March 19, 2006

Missioning Ceremony at St Mary's Handsworth

Monday February 6th was a truly blessed and memorable day. The warm Mercy welcome and the presence of so many sisters who had travelled miles by road and train to offer their support and encouragement for us as we embark on our new mission to Addo South Africa filled us with a deep sense of gratitude and affirmation.

Cemetery at Handsworth Convent

The Missioning Ceremony was steeped in symbolism and history. Beginning in the sacred ground of the cemetery connected us to the many Mercy women who have walked the journey before us in Catherine's footsteps. From here we walked to the courtyard to hear one of Catherine's letters where she reminded us that "We have one solid comfort amidst this little tripping about; our hearts can always be in the same place, centred in God for whom alone we go forward or stay back". Hearing our names being called and receiving a message from Catherine had deep significance for each of us.

Cemetery at Handsworth

The culmination of our Ritual took us to the beautiful chapel where we heard a challenging reading entitled "As one beggar to another" calling each one of us to be "wholly gift and gift to be shared and, who thus approaches evangelisation as a beggar telling another beggar where both can find something to eat”. Our Scripture reading from Luke 10; 1-5— the sending out of the seventy two with the words "I will be with you always” gave us great comfort and this was made tangible by the affirmation of so many sisters gathered in the chapel, and we know this is what will sustain us in the months ahead.

In the courtyard

Three symbols were presented to us, a Mercy candle, The Mercy Cross which was with Sheila in Zimbabwe and is now returning to Africa, a picture of Catherine, each symbol strengthening the links between home and our new mission in Addo.
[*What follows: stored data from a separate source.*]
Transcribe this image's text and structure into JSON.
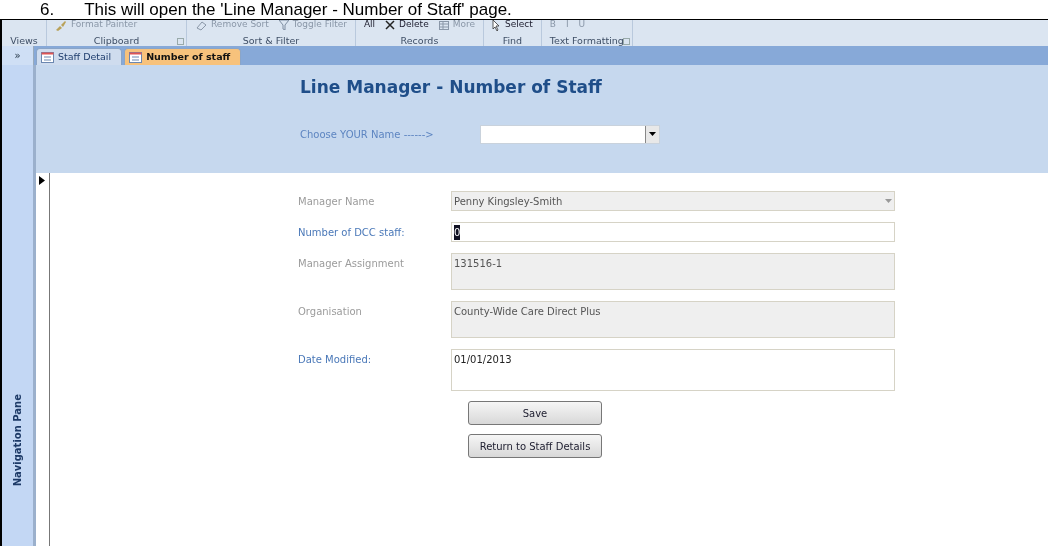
{
  "caption": {
    "number": "6.",
    "text": "This will open the 'Line Manager - Number of Staff' page."
  },
  "ribbon": {
    "groups": [
      {
        "label": "Views"
      },
      {
        "label": "Clipboard",
        "items": [
          {
            "kind": "brush",
            "label": "Format Painter"
          }
        ],
        "launcher": true
      },
      {
        "label": "Sort & Filter",
        "items": [
          {
            "kind": "eraser",
            "label": "Remove Sort"
          },
          {
            "kind": "funnel",
            "label": "Toggle Filter"
          }
        ]
      },
      {
        "label": "Records",
        "items": [
          {
            "kind": "dropdown",
            "label": "All"
          },
          {
            "kind": "cross",
            "label": "Delete"
          },
          {
            "kind": "grid",
            "label": "More"
          }
        ]
      },
      {
        "label": "Find",
        "items": [
          {
            "kind": "cursor",
            "label": "Select"
          }
        ]
      },
      {
        "label": "Text Formatting",
        "items": [
          {
            "kind": "letter",
            "label": "B"
          },
          {
            "kind": "letter",
            "label": "I"
          },
          {
            "kind": "letter",
            "label": "U"
          }
        ],
        "launcher": true
      }
    ]
  },
  "nav_pane": {
    "label": "Navigation Pane",
    "expand": "»"
  },
  "tabs": [
    {
      "label": "Staff Detail",
      "selected": false
    },
    {
      "label": "Number of staff",
      "selected": true
    }
  ],
  "form": {
    "title": "Line Manager - Number of Staff",
    "chooser": {
      "label": "Choose YOUR Name ------>"
    },
    "fields": [
      {
        "label": "Manager Name",
        "kind": "combo",
        "locked": true,
        "value": "Penny Kingsley-Smith"
      },
      {
        "label": "Number of DCC staff:",
        "kind": "text",
        "locked": false,
        "value": "0",
        "selected_text": true
      },
      {
        "label": "Manager Assignment",
        "kind": "memo",
        "locked": true,
        "value": "131516-1"
      },
      {
        "label": "Organisation",
        "kind": "memo",
        "locked": true,
        "value": "County-Wide Care Direct Plus"
      },
      {
        "label": "Date Modified:",
        "kind": "memo",
        "locked": false,
        "value": "01/01/2013"
      }
    ],
    "buttons": [
      "Save",
      "Return to Staff Details"
    ]
  }
}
Our final prayer invites us all as one Mercy Family in asking God's blessing on this new mission. Thank you all for praying it with us each day.

Our sincere thanks to Philomena and the Leadership team for preparing such an inspiring and meaningful ceremony. Our thanks to each sister who made the journey to Handsworth and to each sister back home in Communities. Finally, thanks to the sisters in Handsworth who welcomed us so graciously.


Breda, Martha & Mary

Love and prayers

Mary, Breda and Martha

Sister Philomena’s Reflection at The Missioning Ceremony

While Catherine was arranging for the foundation here at Handsworth, a bishop is reported to have said:

The Order of Mercy must prosper. All its members are willing to travel hundreds of miles to aid, counsel, and support each other, and this is their established practice. It cannot fail, while such affectionate interest is manifested.

True to form and tradition, we have travelled hundreds of miles to gather today - to celebrate our own foundation and to mission Mary, Martha and Breda who will undertake this foundation on our behalf.

In Catherine’s day, a foundation was a major event involving not only extensive preparation but days of travel. In fact it was much a feat of organization that Catherine once said:

I think the name of another foundation would make me sick !

Then added light-heartedly:

but the Sisters say I would get up again.

And she did.

For different reasons, our new foundation has been and is a major event. We hear that in Addo, South Africa “a sense of joyful expectancy is in the air.” I hope that is our experience too – a sense of excitement and adventure, of something new happening.

The mission story had a tentative start – a statement from a Cluster Meeting that could so easily have been lost. Wafting on the gentle breeze rather than the mighty wind? Bishop Coleman must have sensed the same gentle breeze and in October 2004 wrote:

I was told of your discernment to possibly have Sisters working in our country… I will be happy to be in dialogue with you about the possibility for our diocese.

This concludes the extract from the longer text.